Spring has sprung, which means love is in the air – and on screen. In the refreshing coming of age romance Spring Blossom, a sixteen-year-old french girl, bored with her life, strikes up a relationship with an older man. It may seem like an overdone concept for a French film but writer, director and star Suzanne Lindon brings a clever and streamlined approach to filmmaking. At only 20 years old, (19 at the time of filming and 15 when she started writing), Lindon takes the “older man, younger woman” taboo and views it from the female gaze, giving the teenaged girl power. It’s no wonder the film played at the 2020 Cannes Film Festival and the 2020 Toronto International Film Festival.
Disenchanted with school, parties, and high school boys, Suzanne (yes Lindon named the character after herself) longs for something else in her life. Wanting an a real adult romance, yet clinging to Grenadine and lemonaides as a symbol of her childhood, Suzanne is caught between what she wants and what she thinks she needs. Eying a mysterious older man (Arnaud Valois) outside of a Parisian theater one night, Suzanne starts to see him wherever she goes, eventually following him into the theater and watching him on stage. At Suzanne’s insistence the two start a relationship that soon makes her miss the life she turned her back on.
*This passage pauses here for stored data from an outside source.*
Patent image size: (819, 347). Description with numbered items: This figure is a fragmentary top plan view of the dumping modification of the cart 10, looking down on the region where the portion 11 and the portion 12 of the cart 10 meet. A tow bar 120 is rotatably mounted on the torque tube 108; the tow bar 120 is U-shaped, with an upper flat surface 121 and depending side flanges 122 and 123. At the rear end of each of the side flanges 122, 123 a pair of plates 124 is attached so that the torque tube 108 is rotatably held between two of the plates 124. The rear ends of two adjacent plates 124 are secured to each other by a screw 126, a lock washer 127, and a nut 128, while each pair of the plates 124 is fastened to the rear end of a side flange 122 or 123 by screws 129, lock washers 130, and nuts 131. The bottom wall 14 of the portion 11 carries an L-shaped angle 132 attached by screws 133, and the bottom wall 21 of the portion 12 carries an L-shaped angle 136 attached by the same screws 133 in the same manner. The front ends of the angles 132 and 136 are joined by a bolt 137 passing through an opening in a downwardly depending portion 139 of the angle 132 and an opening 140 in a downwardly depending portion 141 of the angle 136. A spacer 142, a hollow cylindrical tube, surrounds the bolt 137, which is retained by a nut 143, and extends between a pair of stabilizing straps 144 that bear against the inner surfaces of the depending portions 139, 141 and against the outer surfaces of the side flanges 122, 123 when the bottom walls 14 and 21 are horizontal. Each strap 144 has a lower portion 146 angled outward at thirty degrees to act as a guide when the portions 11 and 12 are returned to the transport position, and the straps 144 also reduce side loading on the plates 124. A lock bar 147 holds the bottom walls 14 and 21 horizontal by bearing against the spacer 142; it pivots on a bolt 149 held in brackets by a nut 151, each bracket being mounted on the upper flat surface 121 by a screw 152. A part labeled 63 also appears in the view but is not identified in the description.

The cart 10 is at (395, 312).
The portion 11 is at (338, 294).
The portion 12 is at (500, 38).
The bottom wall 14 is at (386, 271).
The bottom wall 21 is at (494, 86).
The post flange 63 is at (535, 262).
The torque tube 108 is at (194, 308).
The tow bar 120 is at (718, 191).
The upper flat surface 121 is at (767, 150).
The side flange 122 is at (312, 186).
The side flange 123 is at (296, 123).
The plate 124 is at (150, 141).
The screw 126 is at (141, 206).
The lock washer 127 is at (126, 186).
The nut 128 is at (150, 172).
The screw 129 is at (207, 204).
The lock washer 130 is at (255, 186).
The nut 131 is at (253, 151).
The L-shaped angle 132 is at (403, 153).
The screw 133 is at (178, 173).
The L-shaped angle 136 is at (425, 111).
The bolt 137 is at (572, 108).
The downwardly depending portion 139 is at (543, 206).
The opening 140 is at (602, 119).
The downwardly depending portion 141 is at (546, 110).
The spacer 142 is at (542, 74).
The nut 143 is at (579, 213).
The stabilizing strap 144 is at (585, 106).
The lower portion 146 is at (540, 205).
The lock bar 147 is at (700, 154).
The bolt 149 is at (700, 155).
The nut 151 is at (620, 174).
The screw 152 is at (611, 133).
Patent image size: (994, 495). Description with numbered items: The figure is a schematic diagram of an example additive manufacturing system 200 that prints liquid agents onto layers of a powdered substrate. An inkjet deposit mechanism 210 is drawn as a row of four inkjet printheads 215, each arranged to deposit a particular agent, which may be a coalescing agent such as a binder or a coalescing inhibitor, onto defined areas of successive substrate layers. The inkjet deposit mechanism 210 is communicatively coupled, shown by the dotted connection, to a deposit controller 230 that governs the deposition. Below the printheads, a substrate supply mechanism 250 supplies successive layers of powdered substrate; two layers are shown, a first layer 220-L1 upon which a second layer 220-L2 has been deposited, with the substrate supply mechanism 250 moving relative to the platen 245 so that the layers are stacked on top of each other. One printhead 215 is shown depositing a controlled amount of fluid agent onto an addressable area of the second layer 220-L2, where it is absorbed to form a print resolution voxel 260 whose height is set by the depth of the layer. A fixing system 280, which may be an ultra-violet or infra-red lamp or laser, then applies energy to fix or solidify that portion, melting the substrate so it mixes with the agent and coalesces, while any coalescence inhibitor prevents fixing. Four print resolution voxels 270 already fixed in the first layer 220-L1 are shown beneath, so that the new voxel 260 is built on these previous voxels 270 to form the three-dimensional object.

Spring Blossom is Lindon’s movie as it should be since is her brain child. Everything buzzes with youth energy and curiosity. Nothing feels sacrine or forced as it may have been in the hands of a male or even older female director. As an actor, she is so nuanced and calculating, it takes you a minute to remember she is directing herself. Awkward and eager at the film’s beginning and wise and commanding by the film’s end, Lindon knows exactly what to do to take this slower paced movie and make it seem heart pumping. Well seasoned actors have had trouble directing themselves in the past, it speaks to her talent that she can do both so young and early in her career. While her parents are French film staples (Sandrine Kiberlain and Vincent Lindon should be very proud), Lindon is striving to make it on her own.
Music is Lindon’s secret weapon. With an eclectic soundtrack that includes Mary J Blige to Opera, not only is the perfect song hand selected to boost each scene, but each is used technically to reveal Suzanne’s inner psyche. She often gets lost in music, revealing her true self with every movement she makes to the music. Just when you are getting wrapped up in the scene, Lindon abruptly cuts, moving quickly to the next beat. This motif is used just enough not to seem hokey, but to remind us and her character of the reality that exists outside of this romance and that it may end.
Despite the overdone concept and rushed third act, Spring Blossom is a triumphant first feature for Suzanne Lindon. If a dreamy, well-crafted romance is her first film, then one can only imagine what her second will be like.
Spring Blossom is now playing in theaters in New York and Los Angeles and through virtual cinemas across the country.